Marco Baldini racconta delle persone che lo hanno aiutato a superare la ludopatia e chi gli ha prestato dei soldi.

marco-baldini-vieni-da-me (1)

La puntata di Vieni da Me di oggi, 4 dicembre 2019, è ricca di ospiti interessanti e in studio l’atmosfera natalizia si fa sentire. Il primo personaggio famoso che arriva in studio è Marco Baldini che si racconterà con il gioco della cassettiera.
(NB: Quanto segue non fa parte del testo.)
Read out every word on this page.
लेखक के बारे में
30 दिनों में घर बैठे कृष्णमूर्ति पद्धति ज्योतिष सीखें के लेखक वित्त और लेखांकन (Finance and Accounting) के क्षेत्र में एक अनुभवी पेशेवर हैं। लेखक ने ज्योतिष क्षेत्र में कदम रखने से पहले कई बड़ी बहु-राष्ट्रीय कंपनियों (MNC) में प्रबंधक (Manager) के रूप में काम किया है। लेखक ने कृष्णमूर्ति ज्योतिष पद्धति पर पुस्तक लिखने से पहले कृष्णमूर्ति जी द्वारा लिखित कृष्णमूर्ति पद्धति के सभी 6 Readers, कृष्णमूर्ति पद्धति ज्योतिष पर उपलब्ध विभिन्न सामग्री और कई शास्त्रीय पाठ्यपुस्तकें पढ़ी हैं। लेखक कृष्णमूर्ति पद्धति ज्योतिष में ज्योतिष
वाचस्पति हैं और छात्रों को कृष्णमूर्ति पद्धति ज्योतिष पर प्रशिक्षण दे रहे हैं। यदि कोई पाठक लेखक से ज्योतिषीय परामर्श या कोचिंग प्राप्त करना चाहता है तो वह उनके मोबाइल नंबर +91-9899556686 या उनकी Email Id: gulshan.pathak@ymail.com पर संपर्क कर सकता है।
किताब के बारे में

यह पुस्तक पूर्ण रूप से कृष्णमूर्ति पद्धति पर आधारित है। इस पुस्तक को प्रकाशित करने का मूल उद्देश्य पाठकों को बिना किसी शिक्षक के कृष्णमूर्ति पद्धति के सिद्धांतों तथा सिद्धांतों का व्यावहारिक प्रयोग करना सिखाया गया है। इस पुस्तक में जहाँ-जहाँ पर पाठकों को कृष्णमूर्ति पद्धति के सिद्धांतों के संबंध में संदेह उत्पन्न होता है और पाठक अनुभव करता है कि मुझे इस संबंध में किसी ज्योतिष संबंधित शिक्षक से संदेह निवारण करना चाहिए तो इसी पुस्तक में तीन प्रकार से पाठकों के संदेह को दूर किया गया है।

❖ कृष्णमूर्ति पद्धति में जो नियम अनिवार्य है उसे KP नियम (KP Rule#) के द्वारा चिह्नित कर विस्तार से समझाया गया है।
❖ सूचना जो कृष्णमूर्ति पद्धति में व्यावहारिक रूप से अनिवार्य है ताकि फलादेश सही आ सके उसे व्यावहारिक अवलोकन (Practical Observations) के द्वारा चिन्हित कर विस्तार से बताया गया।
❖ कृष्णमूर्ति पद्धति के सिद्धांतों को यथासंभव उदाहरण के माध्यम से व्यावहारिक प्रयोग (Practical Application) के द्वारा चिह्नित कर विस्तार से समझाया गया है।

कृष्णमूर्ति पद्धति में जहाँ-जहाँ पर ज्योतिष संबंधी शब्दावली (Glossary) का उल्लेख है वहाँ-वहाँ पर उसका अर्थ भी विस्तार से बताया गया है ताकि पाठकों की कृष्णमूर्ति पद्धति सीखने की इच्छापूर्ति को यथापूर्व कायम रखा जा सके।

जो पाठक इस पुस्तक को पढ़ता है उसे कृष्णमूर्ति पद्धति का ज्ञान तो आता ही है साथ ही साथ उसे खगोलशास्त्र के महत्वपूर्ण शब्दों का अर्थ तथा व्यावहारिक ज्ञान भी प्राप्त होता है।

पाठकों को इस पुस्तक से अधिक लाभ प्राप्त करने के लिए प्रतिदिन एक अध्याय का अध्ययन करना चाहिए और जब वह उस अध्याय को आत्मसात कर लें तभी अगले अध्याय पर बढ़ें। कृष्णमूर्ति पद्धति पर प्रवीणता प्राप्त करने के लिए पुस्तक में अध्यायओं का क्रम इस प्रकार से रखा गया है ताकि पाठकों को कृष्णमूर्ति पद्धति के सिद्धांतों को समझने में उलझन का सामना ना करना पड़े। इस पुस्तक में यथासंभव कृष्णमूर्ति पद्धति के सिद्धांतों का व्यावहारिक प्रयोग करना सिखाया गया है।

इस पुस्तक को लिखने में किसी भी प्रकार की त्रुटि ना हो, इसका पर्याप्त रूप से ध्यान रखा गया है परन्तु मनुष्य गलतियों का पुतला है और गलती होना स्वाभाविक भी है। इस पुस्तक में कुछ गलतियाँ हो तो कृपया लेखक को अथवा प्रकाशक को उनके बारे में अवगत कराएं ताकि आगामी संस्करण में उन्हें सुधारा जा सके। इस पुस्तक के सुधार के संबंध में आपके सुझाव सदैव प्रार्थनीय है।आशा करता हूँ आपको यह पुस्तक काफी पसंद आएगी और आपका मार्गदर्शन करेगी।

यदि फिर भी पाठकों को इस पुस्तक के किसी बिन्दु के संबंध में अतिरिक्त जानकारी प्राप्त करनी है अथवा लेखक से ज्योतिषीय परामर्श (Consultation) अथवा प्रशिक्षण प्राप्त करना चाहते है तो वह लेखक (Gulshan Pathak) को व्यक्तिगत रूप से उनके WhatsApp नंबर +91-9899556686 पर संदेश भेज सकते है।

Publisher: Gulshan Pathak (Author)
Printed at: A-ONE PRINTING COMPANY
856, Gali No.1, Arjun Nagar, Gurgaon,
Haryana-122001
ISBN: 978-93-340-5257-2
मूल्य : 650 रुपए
Da ogni vano uscirà un oggetto che ricorderà al conduttore e speaker radiofonico un momento della sua vita. Oggi Baldini ha 60 anni ed è pronto a raccontarsi a Caterina Balivo.

Marco Baldini e Fiorello

Inizia così la cassettiera di Marco Baldini che parla subito dell’amicizia con Fiorello che dura da moltissimi anni. “Fiorello? Ho capito subito che era un fuoriclasse, faceva moltissime imitazioni e divertiva tantissimo. Un vero showman. Mi manca lavorare con lui, ci divertivamo molto ed ero all’apice della carriera. Ma voglio sfatare un mito, Fiore non ha bisogno di una spalla fissa, lui è bravissimo anche da solo”. Nel secondo cassetto della cassettiera di Caterina Balivo, esce per Marco Baldini un set da parrucchiere: “Ho fatto il rappresentante di prodotti per parrucchieri, è stato il lavoro più bello della mia vita, si lavorava solo 3 giorni alla settimana ed essere in un ambiente femminile non era male”. Ma Baldini ha fatto moltissimi lavori come il custode della cattedrale di Firenze.

Marco Baldini e la ludopatia: “Mi hanno prestato dei soldi”

Caterina poi tira fuori dai cassetti un cellulare e Baldini sospira iniziando un triste racconto: “Per me il telefonino è una tortura. Ero subissato da chiamate, 50 e 60 al giorno. Erano creditori che rivolevano i soldi e io ero terrorizzato. Questo è stato frutto della ludopatia, malattia di cui soffrivo. È una dipendenza patologica riconosciuta, sono dei segnali delle conseguenze di un disagio sociologico più profondo”. Caterina gli chiede perché ha iniziato a giocare e Baldini spiega che è stata un scorciatoia mentale in quanto pensava che diventando ricco potesse raggiungere il successo dei suoi colleghi: “Solo che ti rendi conto che sei malato quando hai fatto danni. Io ero amante delle corse dei cavalli, scommettevo su quello. Ma voglio dire che non perdete solo i soldi, ma le amicizie, l’amore, il talento, il tempo da dedicare a voi stessi. Io ho sprecato gli affetti e l’opportunità di avere un figlio. In tanti mi hanno aiutato, hanno cercato di darmi un lavoro, mi hanno prestato dei soldi. Linus è uno di loro, Giancarlo Magalli, Fabrizio Frizzi”.